I think broadcast is for short consensus time. IBFT is a consensus algorithm that can improve scalability with only a limited consensus node, so it will have a short consensus time.

In a short consensus time, all five steps of consensus (including proposal) must be completed, but without broadcast is considered to be unstable. The reason may be to optimize communication time through broadcast because the physical location or communication congestion status between consensus nodes is unknown.

Of course, the above is not verified through experiments or research, but it is a assumption that came up with the results of the KAIST team’s research.

1 Like

@MinGyu Thanks for your feedback. Yes, we also guess that it is for making the IBFT consensus more robust to network failures, which is particularly critical for fast consensus algorithms like IBFT.

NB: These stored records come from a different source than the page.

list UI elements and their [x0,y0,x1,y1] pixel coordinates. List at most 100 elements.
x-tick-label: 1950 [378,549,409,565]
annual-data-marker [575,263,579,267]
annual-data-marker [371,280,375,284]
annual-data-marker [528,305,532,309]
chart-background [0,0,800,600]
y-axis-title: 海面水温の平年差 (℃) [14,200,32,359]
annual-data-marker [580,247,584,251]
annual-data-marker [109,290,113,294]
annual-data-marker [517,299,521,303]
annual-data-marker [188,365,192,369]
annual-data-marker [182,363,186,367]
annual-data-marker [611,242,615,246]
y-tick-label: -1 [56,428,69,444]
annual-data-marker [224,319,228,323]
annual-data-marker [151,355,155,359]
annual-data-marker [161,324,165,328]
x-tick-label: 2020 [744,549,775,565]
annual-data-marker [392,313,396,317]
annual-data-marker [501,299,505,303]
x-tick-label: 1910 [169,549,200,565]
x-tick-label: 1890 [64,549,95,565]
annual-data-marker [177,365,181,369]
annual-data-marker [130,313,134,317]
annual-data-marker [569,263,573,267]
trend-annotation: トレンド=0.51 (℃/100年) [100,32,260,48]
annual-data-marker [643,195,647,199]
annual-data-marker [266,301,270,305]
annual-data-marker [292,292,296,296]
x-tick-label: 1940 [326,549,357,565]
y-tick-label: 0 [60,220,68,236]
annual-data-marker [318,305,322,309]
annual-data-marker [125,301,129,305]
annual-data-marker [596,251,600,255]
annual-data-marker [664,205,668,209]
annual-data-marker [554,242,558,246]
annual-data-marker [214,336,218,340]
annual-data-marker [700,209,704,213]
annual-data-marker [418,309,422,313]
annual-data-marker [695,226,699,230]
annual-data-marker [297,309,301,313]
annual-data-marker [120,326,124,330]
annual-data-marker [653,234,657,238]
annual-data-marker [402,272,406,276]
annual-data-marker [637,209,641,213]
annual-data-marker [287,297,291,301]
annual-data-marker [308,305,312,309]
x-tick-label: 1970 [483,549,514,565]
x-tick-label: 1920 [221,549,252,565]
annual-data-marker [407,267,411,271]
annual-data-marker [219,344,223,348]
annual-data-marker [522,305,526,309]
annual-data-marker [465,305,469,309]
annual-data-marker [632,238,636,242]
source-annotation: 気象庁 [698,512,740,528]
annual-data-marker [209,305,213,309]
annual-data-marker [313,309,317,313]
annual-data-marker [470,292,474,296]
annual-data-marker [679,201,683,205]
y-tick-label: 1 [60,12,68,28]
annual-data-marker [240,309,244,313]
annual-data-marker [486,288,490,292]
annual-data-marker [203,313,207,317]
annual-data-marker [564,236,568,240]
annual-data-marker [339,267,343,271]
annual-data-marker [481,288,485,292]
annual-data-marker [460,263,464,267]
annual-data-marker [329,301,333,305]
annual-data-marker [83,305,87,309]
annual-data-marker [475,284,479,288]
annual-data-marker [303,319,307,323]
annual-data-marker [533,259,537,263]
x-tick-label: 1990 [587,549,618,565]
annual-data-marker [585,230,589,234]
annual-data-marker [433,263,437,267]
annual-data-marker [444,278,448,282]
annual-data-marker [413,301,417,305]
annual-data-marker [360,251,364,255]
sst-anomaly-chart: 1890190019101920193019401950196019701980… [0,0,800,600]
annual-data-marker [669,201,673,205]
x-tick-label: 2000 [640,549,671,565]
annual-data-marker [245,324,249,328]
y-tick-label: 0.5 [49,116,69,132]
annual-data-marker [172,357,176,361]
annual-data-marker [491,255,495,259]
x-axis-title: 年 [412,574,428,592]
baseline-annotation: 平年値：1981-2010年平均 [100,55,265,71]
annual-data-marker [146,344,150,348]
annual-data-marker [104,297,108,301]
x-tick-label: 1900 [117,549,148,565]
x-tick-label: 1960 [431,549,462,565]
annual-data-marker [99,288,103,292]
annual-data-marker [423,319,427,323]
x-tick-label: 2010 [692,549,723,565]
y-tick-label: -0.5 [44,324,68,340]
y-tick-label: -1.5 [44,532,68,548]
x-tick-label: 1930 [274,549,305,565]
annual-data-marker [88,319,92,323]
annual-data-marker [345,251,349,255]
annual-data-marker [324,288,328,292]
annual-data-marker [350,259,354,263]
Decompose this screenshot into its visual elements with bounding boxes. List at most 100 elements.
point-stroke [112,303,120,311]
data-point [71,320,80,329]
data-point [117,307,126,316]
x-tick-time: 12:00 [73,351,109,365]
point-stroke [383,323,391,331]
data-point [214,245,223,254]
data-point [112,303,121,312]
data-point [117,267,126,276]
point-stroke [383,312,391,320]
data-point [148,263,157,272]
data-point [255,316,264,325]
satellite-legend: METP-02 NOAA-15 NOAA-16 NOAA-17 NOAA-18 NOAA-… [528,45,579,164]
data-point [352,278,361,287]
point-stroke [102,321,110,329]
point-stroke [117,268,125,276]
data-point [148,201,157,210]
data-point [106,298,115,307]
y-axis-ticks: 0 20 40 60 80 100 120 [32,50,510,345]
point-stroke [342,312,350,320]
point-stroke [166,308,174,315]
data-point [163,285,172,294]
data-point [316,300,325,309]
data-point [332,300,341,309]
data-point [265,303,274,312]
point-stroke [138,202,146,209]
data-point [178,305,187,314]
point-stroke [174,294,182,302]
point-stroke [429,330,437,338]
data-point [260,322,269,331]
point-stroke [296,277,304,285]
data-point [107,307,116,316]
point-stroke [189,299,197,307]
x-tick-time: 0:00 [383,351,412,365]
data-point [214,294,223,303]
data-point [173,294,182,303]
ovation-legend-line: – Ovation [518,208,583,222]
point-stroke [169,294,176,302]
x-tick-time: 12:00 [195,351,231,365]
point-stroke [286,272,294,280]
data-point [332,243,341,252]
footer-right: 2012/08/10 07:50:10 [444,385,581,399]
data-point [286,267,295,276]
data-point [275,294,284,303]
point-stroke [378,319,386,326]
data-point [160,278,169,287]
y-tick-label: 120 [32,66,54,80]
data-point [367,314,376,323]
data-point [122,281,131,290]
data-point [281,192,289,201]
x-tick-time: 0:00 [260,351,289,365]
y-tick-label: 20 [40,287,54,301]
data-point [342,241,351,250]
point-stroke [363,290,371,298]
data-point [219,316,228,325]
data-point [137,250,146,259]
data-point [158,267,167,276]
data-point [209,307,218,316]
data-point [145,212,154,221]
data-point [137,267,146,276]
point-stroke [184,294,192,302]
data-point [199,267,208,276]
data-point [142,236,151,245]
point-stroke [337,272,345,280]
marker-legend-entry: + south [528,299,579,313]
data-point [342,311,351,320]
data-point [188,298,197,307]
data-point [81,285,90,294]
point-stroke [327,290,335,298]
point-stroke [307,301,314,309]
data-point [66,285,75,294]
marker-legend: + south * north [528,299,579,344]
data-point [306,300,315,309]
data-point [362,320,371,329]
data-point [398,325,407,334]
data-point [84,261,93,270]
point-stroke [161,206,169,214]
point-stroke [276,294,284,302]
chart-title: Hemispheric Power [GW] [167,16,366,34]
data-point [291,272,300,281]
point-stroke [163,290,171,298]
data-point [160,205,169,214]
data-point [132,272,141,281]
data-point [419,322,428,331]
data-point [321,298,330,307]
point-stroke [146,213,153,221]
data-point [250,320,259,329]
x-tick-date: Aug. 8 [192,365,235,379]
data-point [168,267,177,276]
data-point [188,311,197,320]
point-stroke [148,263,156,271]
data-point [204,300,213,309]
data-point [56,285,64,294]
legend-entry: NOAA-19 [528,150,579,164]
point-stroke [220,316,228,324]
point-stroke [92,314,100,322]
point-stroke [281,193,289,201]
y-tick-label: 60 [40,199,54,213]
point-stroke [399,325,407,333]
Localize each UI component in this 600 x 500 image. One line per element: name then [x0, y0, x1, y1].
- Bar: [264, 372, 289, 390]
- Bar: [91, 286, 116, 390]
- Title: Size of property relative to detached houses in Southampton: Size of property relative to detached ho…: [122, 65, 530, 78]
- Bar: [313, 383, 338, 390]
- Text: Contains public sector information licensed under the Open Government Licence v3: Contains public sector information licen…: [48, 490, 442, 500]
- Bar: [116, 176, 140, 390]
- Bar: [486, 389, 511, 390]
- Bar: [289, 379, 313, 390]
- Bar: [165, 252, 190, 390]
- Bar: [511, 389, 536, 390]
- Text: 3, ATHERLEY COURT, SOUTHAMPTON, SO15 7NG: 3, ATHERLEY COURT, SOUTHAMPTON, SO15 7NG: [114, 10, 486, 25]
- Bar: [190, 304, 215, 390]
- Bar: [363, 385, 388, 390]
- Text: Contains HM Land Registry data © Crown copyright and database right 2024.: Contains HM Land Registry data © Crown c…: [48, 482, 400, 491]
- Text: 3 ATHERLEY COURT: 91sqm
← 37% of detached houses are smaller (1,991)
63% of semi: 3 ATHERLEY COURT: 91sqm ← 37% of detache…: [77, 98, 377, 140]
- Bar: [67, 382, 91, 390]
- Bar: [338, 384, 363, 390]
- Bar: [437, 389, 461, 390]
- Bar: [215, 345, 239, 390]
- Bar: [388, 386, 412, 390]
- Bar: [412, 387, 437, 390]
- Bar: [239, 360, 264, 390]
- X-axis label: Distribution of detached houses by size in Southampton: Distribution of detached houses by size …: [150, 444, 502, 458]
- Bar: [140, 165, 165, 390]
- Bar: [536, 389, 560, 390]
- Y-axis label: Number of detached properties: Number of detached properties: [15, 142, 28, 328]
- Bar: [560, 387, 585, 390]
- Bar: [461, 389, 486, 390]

The current broadcast can be optimal (since all important messages are heavily repeated) for reducing consensus time only if the network has infinite bandwidth. In other words, repetition is great for reliability when its cost is bearable. However, we don’t think that’s the case for Klaytn. As Klaytn aims to increase the number of consensus nodes concurrently participating for consensus, the network bandwidth required for consensus is critical to the reliable operation of Klaytn. We believe it is the time to carefully evaluate whether if this heavily repetition of consensus messages in Klaytn is really worth it and whether if there exists any sweet spot between full broadcast of consensus messages and zero redundant messages.

2 Likes

@Prop_minsukk

According to this link, maximum number of validators in IBFT is 30. Beyond number can cause performance loss. Now, number of klaytn’s CN is 32, and Klaytn are planning to increase it further. If this link is correct, Klaytn must find a solution for how to prevent performance loss.

I think, we can find solution in ‘committee’. How about only committee participate and broadcast messages. If so, as number of CN increases, consensus stability and communication congestion will not increase as much as O(n^3) if number of committee is maintained.